Monday, Oct. 03, 1955
Marriage Revealed. James T. Farrell, 51, relentlessly detailed novelist (the Studs Lonigan trilogy, the Danny O'Neill series); and his first wife, Dorothy Butler FarrelL fortyish; on Sept. 10; in Montclair. NJ. They were first married in 1931, divorced in 1940, had no children; Farrell married Hortense Alden the same year, divorced her in 1955, had one son, Kevin James.
Died. Robert Riskin, 58, top screenwriter, who teamed with Director Frank Capra (1931-38) to turn out Lost Horizon, Mr. Deeds Goes to Town, You Can't Take It with You, winner of an Academy Award in 1934 for It Happened One Night, husband of oldtime Cinemactress Fay Wray; after being partially paralyzed from a stroke since 1950; in Woodland Hills, Calif.
Died. John D. Dingell, 61, Democratic Representative from Michigan since 1933, staunch supporter of New and Fair Deal policies (he waged a twelve-year losing fight for a compulsory national health insurance bill); of a heart attack; in Washington, D.C.
Died. Helen Richardson Dreiser, 61, widow of Novelist Theodore Dreiser (An American Tragedy, Sister Carrie), author of My Life with Dreiser; of a heart attack, after being bedridden since 1951: in Portland, Ore.
Died. Jose P. Tamborini. 69, physician, sometime translator, coalition candidate (Communist-Socialist-Radical) in the stormy 1946 Argentine presidential election, in which he was resoundingly defeated by the now deposed strongman Juan Peron (see THE HEMISPHERE); in Buenos Aires.
Died. Donald Clifford Brace, 73, co-founder (1919) and president (1942-48) of Harcourt, Brace & Co., publisher of the early Sinclair Lewis, Carl Sandburg, Katherine Anne Porter, T. S. Eliot; after long illness; in Manhattan.
Died. Francis A. Countway, 79, longtime (1913-46) president of Lever Bros. Co., U.S. subsidiary of the British-Dutch Unilever empire; after long illness; in Boston. After his rise from general manager and treasurer, quiet, publicity-shy Countway raised sales from less than $1,000,000 in 1913 to $250 million in 1944. He invented B.O. during a golf game to boost his product, Lifebuoy; presided over the debuts of Lux Toilet Soap, Rinso, Swan and Spry; in 1939 received the highest salary with bonuses ($469,713) outside Hollywood.

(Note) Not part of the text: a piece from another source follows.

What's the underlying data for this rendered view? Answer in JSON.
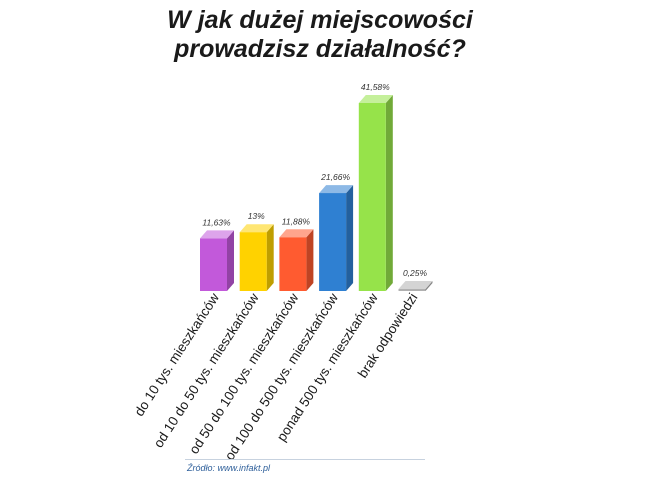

Died. Carl Milles, 80, Swedish-born modern master of park and fountain sculpture; in Lidingoe, Sweden. Milles studied in Paris for seven years, was assistant to Auguste Rodin, moved on to hew lithe, dreamlike figures often drawn from Norse, Greek and American Indian mythologies (TIME, June 27). In 1929 he came to the U.S. to teach at Cranbrook Academy, Bloomfield Hills, Mich., became a U.S. citizen in 1945. Among his best-known works: Stockholm's Orpheus Fountain; St. Louis' The Meeting of the Waters, 19 life-sized figures symbolizing the meeting of the Mississippi and Missouri Rivers; The Fountain of Faith in Falls Church, Va., 38 figures representing the reunion of friends in the world of the dead.
Died. Walter Dill Scott, 86, longtime (1920-39) president of Northwestern University during the period of its greatest growth (9,100 to 23,500 students), during which the university built its downtown campus, received nearly $50 million in endowments; in Evanston, Ill.
Died. Samuel H. Kress, 92, founder and chairman (since 1924) of S. H. Kress & Co.. five-and-ten chain, famed artistic philanthropist; in Manhattan (see NATIONAL AFFAIRS).